Strogatz and Duncan Watts eventually discovered the answer, which they published in their seminal paper entitled “Collective dynamics of small-world networks.” Published in the prestigious journal Nature,  the paper became the most highly cited article about networks for 10 years and the sixth most cited paper in all of physics. A small-world network is a type of network in which even though most nodes are not neighbors of one another, most can still be reached from other nodes by a small number of hops or steps. In the context of social systems, this type of network results in the “small world phenomenon of strangers being linked by a mutual acquaintance.”

These types of networks often arise out of preferential attachment, an inherently social dynamic. Indeed, small world networks pervade social systems. So what does this mean for synchrony as applied to civil resistance? Are smart-mobs synonymous with synchronized mobs? Do ICTs increase the prevalence of small world networks in social systems—thus increasing robustness and co-synchrony between social networks. Will meshed-communication technologies and features like check-in’s alter the topology of small world networks?

Examples of synchrony from nature clearly show that real-time communication and action across large distances don’t require mobile phones. Does that mean the same is possible in social systems? Is it possible to disseminate information instantaneously within a large crowd without using communication technologies? Is strategic synchrony possible in this sense? Can social networks engage in instantaneous dispersion and cohesion tactics to confuse the repressive regime and remain safe?
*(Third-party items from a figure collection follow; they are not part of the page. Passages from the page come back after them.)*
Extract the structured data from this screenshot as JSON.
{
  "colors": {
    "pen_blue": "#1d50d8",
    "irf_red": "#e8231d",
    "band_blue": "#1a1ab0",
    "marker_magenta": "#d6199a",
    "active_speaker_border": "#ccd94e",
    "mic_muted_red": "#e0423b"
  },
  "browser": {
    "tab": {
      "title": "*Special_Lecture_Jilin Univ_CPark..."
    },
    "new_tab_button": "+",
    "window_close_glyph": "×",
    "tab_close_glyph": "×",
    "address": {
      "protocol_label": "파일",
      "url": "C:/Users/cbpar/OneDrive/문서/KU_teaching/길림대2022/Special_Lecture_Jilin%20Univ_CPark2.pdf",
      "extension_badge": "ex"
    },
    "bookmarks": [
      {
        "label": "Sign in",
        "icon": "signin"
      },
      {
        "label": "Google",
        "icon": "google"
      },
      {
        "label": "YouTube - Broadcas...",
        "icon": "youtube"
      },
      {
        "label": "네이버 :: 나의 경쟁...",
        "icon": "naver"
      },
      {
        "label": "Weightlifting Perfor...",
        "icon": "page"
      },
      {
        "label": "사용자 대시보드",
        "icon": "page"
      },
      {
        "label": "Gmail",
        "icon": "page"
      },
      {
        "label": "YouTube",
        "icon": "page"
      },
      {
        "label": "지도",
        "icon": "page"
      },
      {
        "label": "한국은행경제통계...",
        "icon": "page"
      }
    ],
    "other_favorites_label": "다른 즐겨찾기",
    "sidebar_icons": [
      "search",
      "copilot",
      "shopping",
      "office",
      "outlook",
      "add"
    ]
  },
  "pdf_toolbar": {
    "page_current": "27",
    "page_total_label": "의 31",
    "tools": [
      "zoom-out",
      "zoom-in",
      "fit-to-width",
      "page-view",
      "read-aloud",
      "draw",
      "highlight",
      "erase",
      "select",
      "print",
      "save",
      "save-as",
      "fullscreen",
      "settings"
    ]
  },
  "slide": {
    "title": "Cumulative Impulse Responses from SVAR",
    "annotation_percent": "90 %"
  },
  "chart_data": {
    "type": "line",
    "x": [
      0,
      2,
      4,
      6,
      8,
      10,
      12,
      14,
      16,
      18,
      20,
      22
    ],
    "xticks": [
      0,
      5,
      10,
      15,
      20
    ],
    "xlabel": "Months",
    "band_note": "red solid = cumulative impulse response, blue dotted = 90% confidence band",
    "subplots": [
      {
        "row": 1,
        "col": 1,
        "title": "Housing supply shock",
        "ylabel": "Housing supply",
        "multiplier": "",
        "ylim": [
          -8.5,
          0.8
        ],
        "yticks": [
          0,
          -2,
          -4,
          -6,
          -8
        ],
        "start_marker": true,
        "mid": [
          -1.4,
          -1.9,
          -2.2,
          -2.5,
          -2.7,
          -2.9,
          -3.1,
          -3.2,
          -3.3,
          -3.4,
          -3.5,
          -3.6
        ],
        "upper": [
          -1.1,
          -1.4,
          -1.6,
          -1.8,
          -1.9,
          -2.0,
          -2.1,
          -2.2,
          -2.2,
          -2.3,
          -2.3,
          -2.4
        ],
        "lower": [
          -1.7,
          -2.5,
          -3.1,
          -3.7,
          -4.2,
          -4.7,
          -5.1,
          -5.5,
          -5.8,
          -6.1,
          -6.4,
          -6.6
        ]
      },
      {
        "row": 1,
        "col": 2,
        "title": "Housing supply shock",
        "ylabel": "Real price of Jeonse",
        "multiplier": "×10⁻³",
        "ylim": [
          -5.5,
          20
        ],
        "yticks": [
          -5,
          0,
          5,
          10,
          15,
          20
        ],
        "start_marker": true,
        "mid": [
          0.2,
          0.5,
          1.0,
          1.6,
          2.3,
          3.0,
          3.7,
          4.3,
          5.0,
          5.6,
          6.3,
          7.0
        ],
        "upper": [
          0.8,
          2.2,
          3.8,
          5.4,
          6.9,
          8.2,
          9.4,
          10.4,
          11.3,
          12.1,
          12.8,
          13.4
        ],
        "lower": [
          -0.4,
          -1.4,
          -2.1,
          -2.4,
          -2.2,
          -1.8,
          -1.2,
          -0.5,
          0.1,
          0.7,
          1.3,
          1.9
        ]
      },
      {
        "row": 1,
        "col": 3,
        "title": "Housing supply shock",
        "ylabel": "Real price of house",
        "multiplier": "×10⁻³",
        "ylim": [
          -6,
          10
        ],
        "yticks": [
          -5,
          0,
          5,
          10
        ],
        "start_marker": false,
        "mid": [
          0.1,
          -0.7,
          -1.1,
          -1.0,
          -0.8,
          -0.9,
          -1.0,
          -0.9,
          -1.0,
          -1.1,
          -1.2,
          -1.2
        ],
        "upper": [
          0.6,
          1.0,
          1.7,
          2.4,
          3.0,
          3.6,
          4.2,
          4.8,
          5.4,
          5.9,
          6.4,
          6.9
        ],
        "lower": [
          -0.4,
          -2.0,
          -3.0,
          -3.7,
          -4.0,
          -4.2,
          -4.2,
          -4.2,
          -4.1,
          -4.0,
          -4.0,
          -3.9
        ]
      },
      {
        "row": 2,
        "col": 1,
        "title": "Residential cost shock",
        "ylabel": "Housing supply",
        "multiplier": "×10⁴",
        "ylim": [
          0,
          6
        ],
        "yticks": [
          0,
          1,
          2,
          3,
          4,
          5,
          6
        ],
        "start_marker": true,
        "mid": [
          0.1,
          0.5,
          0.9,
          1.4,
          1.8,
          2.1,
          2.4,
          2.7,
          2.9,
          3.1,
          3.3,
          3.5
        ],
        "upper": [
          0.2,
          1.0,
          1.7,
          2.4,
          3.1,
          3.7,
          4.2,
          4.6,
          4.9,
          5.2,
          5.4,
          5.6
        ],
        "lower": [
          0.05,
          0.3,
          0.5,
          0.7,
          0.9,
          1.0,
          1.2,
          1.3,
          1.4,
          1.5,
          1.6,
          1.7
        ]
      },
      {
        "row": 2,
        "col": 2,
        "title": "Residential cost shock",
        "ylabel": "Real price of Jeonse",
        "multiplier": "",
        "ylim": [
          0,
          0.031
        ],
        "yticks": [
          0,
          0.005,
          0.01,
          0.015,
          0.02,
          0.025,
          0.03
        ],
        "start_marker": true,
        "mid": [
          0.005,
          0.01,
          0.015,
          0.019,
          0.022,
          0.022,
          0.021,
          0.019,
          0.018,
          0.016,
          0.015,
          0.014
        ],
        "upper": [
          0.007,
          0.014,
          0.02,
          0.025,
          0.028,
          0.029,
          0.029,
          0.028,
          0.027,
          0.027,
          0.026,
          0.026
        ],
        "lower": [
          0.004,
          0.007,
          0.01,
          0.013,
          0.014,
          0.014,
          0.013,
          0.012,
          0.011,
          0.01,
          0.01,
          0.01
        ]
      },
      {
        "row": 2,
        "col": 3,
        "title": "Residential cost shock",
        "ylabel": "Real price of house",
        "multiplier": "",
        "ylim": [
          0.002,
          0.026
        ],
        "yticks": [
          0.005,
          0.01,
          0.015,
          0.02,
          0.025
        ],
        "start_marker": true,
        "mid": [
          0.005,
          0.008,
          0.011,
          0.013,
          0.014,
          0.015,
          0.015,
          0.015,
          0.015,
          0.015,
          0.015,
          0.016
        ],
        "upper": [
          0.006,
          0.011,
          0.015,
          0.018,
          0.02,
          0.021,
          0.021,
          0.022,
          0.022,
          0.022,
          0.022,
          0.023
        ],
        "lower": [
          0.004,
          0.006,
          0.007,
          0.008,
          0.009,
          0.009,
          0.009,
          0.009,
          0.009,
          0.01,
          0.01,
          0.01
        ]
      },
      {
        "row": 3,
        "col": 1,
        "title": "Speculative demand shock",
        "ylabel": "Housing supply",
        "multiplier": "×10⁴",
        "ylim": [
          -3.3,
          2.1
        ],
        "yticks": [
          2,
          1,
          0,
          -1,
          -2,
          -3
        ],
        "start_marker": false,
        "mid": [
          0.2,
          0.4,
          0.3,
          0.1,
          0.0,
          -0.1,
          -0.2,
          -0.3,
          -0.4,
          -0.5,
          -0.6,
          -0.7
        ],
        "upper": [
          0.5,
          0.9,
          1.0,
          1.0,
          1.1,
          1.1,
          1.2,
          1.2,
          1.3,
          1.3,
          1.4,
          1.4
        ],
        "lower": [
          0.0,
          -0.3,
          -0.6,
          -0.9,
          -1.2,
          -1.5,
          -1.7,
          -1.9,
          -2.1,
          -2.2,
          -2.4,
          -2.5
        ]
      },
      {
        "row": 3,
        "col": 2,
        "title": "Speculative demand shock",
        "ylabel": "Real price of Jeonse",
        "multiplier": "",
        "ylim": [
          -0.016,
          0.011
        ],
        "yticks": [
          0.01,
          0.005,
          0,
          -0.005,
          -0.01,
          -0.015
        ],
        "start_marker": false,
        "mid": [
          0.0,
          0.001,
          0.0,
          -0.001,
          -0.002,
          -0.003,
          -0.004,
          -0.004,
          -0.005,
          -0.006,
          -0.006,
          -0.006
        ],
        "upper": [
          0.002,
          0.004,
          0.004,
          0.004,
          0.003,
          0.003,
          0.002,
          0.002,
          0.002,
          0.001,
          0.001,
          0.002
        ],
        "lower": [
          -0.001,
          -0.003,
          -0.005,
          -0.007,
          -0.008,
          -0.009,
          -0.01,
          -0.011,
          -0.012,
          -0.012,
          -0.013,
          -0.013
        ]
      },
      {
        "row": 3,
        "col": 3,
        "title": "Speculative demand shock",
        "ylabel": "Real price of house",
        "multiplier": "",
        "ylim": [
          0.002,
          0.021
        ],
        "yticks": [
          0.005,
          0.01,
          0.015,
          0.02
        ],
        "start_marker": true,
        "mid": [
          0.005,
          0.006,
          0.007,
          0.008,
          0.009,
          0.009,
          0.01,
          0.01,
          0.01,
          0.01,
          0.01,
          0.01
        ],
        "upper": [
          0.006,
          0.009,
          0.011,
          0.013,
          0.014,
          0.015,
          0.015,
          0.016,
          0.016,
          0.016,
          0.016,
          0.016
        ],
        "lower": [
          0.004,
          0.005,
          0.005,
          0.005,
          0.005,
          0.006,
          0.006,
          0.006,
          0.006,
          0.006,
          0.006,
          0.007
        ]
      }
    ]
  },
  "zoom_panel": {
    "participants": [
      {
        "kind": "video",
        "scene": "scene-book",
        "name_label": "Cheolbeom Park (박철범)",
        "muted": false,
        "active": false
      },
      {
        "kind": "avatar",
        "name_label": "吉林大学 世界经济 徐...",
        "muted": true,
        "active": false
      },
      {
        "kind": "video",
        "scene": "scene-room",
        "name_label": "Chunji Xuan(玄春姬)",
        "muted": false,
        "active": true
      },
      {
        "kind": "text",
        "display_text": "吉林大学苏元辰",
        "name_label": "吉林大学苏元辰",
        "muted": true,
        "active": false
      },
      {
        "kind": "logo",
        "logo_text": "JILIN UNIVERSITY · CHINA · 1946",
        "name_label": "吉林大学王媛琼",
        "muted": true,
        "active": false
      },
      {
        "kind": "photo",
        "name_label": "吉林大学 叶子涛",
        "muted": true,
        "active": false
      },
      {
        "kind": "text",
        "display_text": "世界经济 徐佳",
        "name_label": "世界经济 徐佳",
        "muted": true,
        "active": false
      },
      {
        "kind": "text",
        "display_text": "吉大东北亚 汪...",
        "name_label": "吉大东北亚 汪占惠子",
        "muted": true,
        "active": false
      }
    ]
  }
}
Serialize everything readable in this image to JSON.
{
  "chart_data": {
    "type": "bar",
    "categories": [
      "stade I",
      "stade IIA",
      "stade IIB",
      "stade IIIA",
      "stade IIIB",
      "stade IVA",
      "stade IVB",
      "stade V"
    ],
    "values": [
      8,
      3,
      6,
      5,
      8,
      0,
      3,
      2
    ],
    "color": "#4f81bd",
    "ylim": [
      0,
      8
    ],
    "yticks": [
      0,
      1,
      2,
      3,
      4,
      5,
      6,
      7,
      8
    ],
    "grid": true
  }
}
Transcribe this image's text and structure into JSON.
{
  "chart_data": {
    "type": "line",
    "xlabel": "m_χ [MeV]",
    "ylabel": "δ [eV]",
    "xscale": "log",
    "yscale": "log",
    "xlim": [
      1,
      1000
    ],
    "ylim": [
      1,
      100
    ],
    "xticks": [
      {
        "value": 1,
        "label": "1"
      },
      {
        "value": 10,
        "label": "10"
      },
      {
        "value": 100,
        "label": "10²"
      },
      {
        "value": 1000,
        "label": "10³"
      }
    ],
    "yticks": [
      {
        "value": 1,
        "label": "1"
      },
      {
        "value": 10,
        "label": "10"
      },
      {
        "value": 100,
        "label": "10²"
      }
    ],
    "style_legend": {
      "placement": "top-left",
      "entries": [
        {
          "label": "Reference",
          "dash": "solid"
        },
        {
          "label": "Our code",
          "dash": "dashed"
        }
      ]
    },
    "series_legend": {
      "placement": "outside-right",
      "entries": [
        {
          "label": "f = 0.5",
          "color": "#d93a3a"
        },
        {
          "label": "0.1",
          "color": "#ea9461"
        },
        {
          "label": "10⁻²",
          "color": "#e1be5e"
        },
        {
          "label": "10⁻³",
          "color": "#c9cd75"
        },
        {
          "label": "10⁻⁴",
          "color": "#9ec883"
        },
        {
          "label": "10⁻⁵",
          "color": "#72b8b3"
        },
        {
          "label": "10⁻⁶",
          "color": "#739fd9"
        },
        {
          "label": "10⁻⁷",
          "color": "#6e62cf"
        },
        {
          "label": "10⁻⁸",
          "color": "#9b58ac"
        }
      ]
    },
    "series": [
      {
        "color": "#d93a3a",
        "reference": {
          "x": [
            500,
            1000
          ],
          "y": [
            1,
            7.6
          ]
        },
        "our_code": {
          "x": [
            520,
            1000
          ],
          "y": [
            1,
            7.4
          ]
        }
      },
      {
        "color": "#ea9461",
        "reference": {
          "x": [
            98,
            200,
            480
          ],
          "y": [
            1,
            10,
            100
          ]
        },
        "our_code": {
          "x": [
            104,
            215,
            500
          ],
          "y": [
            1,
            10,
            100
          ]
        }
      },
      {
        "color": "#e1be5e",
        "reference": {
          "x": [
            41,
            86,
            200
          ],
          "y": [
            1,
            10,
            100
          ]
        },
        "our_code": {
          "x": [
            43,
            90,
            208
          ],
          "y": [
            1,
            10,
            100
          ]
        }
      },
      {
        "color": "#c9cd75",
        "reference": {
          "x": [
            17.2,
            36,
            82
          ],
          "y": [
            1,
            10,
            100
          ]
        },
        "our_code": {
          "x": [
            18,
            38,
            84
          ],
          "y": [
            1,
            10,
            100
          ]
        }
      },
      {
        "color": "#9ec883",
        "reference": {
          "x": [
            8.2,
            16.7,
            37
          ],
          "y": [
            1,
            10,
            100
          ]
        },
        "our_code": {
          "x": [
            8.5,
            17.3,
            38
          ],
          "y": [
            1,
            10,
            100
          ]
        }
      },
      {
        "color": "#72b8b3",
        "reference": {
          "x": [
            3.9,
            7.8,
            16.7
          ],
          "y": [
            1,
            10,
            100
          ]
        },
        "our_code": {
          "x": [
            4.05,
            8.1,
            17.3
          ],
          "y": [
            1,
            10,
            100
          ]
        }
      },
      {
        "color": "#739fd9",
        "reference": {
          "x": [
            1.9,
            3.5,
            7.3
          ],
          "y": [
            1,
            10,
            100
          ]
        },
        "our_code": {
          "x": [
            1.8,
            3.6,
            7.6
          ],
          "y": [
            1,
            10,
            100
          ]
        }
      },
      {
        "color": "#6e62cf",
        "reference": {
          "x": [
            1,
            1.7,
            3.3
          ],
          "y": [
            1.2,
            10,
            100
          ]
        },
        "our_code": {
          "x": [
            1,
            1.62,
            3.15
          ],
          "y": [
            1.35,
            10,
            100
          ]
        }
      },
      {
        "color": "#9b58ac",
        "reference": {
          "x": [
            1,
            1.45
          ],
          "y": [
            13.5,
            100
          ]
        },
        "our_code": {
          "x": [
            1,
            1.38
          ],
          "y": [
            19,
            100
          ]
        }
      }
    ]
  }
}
I recently spoke with a colleague who is one of the world’s leading experts on civil resistance, and was astonished when she mentioned (without my prompting) that many of the tactics around civil resistance have to do with synchronizing cohesion and dispersion. On a different note, some physicists argue that small world networks are more robust to perturbations than other network structures. Indeed, the small work structure may represent an evolutionary advantage.

But how are authoritarian networks structured? Are they too of the small world variety? If not, how do they compare in terms of robustness, flexibility and speed? In many ways, state repression is a form of synchrony itself—so is genocide. Synchrony is clearly not always a good thing. How is synchrony best interrupted or sabotaged? What kind of interference strategies are effective in this context?